Decentraland, the virtual real estate platform once valued at a billion dollars, is now in a free fall. The company’s revenues have plummeted over the past year, with only a handful of users trading virtual real estate. In Decentraland’s virtual world, slices of land are sold as NFTs, which are bought and sold in the platform. However, only between 20 and 30 people are buying and selling property on a weekly basis, amounting to roughly $50,000, according to The Block.

The numbers paint a grim picture for the future of virtual real estate. Trading volumes in millions of dollars between late 2021 and early 2022 have now reduced to almost nothing. Decentraland’s woes are indicative of a much bigger decline in interest in owning virtual real estate. Even other platforms like The Sandbox are struggling to attract serious numbers of users.

Last year, DappRadar, a data aggregator, found that Decentraland only had 38 “active users” over a 24-hour period, despite the company’s lofty billion-dollar market cap. In a recent Fashion Week event, Decentraland had only 26,000 users attend, compared to over 100,000 users last year. Many users expressed disappointment, with one attendee noting, “the world didn’t feel very alive.”

Metaverse architect Hunter Swihart believes that Decentraland’s failure to attract users will result in the platform going under in the near future. He called out the big businesses that bought land for millions of dollars, which he now considers a terrible mistake.

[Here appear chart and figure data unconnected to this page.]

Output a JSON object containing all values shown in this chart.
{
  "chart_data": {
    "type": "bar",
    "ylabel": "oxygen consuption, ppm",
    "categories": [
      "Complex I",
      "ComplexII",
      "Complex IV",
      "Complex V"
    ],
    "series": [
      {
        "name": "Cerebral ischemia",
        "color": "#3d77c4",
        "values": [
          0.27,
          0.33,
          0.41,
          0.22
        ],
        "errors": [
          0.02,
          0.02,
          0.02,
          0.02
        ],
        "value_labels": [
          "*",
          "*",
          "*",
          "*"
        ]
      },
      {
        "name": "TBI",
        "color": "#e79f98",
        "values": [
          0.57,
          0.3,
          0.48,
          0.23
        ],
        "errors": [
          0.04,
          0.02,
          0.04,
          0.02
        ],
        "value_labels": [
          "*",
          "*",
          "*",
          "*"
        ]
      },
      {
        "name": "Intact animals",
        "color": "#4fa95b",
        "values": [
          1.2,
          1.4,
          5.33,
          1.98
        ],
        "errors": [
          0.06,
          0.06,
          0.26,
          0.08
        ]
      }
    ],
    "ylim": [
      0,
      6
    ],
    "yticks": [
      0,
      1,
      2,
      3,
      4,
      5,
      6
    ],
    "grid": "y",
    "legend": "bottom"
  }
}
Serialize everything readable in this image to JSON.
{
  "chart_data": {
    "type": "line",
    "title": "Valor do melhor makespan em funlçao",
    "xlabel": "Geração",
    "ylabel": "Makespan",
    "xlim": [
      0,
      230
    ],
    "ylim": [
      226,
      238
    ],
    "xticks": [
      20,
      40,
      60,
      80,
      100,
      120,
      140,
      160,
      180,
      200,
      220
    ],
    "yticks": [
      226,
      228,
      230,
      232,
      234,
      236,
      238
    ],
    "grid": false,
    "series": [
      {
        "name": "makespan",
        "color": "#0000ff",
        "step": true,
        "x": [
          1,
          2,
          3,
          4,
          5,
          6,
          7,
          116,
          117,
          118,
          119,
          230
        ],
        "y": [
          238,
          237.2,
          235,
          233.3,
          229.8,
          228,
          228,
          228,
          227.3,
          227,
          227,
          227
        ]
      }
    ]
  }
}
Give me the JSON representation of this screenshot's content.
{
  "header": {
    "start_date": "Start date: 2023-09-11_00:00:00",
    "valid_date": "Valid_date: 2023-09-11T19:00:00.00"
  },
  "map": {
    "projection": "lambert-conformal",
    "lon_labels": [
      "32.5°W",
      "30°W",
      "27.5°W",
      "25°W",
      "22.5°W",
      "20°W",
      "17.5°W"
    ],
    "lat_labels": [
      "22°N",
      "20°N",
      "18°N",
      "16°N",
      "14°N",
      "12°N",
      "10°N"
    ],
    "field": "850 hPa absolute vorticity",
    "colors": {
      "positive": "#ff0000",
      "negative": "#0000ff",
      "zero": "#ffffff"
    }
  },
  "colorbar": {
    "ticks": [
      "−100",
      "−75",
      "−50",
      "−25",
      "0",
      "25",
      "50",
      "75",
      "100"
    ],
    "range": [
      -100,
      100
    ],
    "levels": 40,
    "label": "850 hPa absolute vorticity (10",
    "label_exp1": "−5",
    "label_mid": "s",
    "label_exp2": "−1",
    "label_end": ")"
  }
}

YouTuber Dan Olson was even more scathing, describing the platform as a “bad video game made up of smaller, worse video games wrapped in real-estate scheme cosplaying as The Matrix” in a 109-minute takedown.

The decline in virtual real estate trading volumes points to the virtual metaverse real estate market being a bubble ready to burst. It remains to be seen if other platforms can turn the tide and reignite interest in virtual real estate, or if this trend is irreversible.